6: It’s not too bad but if you wish to fix it, make a duplicate layer of the SBS and place on top as a PSD file. All corrections will be on the top layer. Use the clone tool and carefully fix up flaws that bother you. When you are finished look at the fixed SBS to see that you didn’t make any mistakes or retinal rivalries. If satisfied, save the PSD file as “Palace Hotel 1906-SBS fix”. Then flatten it and name “Palace Hotel 1906-SBS fix-final jpg”

7: To make an anaglyph, load the “Palace Hotel 1906-SBS fix-final.jpg” into SPM. Because our image is black and white, in SPM go to “Gray Anaglyph”/ red cyan and click. Anaglyph will appear. Look at it with your red/cyan glasses. Go to “Easy Adjustment” command on the tool bar and move the slider back and forth until you get the most pleasing effect. When achieved go to File/Save Stereo Image as “ Palace Hotel 1906-ana”.

Conclusion

This is the end of the presentation.

I welcome any constructive criticisms, suggestions, comments , how to improve, speed up or make easier any and all of methods that I use.

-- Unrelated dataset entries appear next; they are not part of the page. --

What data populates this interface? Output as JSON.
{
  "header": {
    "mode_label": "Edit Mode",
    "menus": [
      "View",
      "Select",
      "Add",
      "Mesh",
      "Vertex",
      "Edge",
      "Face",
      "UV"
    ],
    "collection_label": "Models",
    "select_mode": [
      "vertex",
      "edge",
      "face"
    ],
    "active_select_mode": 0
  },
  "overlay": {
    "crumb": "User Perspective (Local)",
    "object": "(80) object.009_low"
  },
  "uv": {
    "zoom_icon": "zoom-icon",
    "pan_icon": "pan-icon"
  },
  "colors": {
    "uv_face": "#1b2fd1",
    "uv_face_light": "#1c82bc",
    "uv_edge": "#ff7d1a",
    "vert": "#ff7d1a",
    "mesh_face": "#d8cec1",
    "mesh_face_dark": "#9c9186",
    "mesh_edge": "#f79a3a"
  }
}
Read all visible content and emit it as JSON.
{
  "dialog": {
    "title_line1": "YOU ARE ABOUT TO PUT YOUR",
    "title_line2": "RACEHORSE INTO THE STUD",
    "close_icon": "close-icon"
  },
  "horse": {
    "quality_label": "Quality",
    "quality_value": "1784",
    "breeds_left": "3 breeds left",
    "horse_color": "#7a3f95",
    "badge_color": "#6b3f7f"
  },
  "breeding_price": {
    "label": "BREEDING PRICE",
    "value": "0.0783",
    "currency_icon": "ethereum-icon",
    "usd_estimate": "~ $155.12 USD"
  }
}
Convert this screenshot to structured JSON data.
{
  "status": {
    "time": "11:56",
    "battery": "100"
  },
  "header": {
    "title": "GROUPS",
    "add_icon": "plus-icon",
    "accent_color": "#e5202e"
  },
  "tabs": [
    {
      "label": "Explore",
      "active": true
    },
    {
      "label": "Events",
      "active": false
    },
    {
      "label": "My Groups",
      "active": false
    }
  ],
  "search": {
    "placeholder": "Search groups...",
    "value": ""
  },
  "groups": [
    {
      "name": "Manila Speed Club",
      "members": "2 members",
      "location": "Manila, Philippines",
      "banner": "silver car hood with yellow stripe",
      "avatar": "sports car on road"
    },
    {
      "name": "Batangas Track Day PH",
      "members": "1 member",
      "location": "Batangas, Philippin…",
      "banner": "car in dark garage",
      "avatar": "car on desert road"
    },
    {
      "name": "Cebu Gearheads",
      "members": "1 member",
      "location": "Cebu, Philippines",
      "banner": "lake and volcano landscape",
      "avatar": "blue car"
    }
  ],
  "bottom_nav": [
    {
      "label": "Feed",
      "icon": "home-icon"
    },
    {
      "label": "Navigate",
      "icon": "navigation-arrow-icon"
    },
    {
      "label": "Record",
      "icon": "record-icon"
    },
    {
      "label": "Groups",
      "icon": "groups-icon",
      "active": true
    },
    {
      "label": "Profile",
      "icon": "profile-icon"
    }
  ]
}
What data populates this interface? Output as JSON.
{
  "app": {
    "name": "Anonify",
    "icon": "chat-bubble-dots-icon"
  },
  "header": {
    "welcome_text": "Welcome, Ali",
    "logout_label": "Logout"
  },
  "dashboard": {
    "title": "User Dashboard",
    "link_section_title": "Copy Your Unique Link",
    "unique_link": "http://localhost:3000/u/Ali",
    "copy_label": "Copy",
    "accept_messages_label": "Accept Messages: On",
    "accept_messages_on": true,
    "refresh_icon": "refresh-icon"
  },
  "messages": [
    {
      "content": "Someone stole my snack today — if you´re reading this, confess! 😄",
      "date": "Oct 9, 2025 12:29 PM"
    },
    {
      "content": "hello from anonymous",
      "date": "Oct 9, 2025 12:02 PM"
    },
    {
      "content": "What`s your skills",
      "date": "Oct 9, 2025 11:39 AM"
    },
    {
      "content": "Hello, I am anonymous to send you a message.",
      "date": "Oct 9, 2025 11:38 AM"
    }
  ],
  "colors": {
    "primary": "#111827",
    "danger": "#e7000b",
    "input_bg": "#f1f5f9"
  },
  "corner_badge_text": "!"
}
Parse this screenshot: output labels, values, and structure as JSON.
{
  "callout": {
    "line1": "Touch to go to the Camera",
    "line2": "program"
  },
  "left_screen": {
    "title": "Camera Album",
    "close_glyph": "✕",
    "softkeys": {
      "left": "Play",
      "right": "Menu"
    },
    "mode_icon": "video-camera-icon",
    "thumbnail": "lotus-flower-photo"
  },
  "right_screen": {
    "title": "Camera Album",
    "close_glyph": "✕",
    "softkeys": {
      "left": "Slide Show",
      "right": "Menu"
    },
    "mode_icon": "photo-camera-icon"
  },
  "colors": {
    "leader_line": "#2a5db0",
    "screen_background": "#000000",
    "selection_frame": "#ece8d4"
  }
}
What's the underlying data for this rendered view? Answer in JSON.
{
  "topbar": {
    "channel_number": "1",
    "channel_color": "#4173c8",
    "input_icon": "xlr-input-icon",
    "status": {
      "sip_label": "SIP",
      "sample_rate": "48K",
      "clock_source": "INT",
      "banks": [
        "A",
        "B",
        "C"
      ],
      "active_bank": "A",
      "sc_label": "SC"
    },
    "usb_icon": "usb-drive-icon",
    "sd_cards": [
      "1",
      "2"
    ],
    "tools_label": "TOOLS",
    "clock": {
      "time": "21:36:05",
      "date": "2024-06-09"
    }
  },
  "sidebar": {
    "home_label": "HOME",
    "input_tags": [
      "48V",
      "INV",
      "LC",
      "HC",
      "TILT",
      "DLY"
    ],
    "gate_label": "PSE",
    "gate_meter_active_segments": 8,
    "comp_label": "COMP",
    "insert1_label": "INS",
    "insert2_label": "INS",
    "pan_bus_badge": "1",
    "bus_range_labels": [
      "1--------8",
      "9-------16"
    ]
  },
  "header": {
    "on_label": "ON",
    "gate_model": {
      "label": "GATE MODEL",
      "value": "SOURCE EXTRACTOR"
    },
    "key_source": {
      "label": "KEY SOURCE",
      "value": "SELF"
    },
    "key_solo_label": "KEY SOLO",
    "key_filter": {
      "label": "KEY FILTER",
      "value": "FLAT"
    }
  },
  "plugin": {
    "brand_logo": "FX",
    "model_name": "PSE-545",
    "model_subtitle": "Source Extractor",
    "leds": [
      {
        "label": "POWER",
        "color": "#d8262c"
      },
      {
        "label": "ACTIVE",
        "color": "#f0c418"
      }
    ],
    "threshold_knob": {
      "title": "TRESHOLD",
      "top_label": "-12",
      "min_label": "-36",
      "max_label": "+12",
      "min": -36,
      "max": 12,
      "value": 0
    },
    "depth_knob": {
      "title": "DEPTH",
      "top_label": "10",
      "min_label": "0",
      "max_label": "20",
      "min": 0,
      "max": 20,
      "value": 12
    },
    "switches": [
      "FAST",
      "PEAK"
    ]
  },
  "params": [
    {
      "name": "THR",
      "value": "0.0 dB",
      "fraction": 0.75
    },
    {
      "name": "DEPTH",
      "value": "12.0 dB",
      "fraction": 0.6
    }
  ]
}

If there is a totally different and better way to do a 2D to 3D conversion I’d like to know.

I would also like to know an efficient way to do a gray scale map from a stereo pair.

I would like to know a better way to do selections (I have PS 2019)

I would like to know how to eliminate, reduce, correct, minimize or otherwise deal with smearing which seems to be prevalent in conversions done with depth maps.

I would be pleased if someone takes this image and runs with it to make a much better version than I did and then posts it and provides a workshop of the method.